Moss and tobacco coloured tweeds and dull jackets with a multiplicity of pockets in which to lose things are the hillwalker’s camouflage. By comparison, the army’s multi-terrain combat gear looks frankly amateur. Around Hoolet, you’d spot an advancing platoon disguised as a thicket miles off, whereas poachers or game-hunters in traditional garb could hide behind the potted bay trees on your doorstep and you’d take them for foliage.
I’m no keener on the smell or texture of wax than of rubber, but it has its place. Once they’re well-worn, waxed fabrics are better suited to creeping up quietly on your object than the crisp-packet rustle of man-made waterproofs. If you were hoping to blend in and not disturb the wildlife, these are as good as sending up a flare.
Tweed is best of all, if you like to remain inconspicuous. One of the essentials of rural garb, however, is that it allows you to endure hours of rain without worrying about pneumonia. Tweed is fine in smirr or common rain, but when subjected to a deluge grows heavy as a fleece. Just thinking of Highlanders of yore doing a day’s work in their damp plaids, and then curling up beneath them at night, makes me reach for the Lemsip.
The other point about outdoor outfits is that, when faced with the elements, you don’t care about your appearance. An ear-friendly deerstalker, which looks barmy in Sauchiehall Street, justifies its existence on the snowy wastes of Rannoch moor, these being the Arctic conditions for which it was designed. Woodsman hats with droopy ear flaps are fine in a Coen brothers movie, but few self-respecting Borderers would be seen dead in them.
In the heart of Edinburgh last week I passed a man who might have fitted into Roxburghshire in the days of John Buchan. He was wearing a dashing tweed coat, but it was the stoat pelt dangling around his neck that marked him out, and not in a good way.

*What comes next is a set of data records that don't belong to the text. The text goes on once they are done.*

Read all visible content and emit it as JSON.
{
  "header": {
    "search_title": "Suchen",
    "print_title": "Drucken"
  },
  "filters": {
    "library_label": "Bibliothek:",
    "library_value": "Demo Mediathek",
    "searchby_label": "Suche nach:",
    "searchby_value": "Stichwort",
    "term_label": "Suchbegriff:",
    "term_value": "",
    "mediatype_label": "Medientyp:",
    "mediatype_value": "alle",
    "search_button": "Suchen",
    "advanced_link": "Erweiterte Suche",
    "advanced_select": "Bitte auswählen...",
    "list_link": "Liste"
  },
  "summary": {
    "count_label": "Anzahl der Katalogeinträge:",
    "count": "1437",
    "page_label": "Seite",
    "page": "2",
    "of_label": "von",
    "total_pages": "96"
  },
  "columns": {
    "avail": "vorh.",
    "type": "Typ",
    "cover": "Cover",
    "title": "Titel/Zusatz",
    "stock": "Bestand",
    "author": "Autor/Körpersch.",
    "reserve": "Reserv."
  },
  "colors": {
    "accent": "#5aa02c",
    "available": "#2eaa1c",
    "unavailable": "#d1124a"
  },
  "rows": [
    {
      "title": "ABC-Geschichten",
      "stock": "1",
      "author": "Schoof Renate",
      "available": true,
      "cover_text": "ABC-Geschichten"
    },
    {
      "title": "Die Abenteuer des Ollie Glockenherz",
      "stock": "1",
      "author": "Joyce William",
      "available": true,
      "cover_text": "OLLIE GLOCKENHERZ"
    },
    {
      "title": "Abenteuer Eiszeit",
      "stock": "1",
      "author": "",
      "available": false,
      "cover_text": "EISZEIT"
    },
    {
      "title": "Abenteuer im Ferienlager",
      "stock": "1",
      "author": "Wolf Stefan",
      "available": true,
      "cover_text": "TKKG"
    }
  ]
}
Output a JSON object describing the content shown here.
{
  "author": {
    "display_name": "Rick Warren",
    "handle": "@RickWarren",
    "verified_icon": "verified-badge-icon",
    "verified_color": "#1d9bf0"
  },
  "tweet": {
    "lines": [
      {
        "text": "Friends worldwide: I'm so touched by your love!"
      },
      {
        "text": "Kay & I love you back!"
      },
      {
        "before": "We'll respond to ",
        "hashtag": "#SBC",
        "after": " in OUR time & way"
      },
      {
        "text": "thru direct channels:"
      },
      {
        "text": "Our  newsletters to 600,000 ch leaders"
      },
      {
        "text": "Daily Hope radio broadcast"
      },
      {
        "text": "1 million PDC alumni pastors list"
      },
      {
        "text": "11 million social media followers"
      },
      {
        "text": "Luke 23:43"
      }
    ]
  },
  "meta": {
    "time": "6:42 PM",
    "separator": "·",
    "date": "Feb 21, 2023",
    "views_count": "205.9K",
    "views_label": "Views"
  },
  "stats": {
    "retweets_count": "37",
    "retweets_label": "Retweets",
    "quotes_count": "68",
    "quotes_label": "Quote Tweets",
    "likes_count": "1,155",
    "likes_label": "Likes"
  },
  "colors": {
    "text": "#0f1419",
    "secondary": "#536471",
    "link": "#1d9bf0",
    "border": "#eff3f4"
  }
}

The irony was not lost on me that, in the search for a replacement for my Florentine boots, I had to head to the city. The shelves of the home of the waxed jacket were empty, as if a posse of dog walkers had just passed through. There was, however, exactly the pair I was looking for in a window in Rose Street, the last ones in my size. Back home they were put immediately to work, and are now caked in Borders mud, which is just as it should be.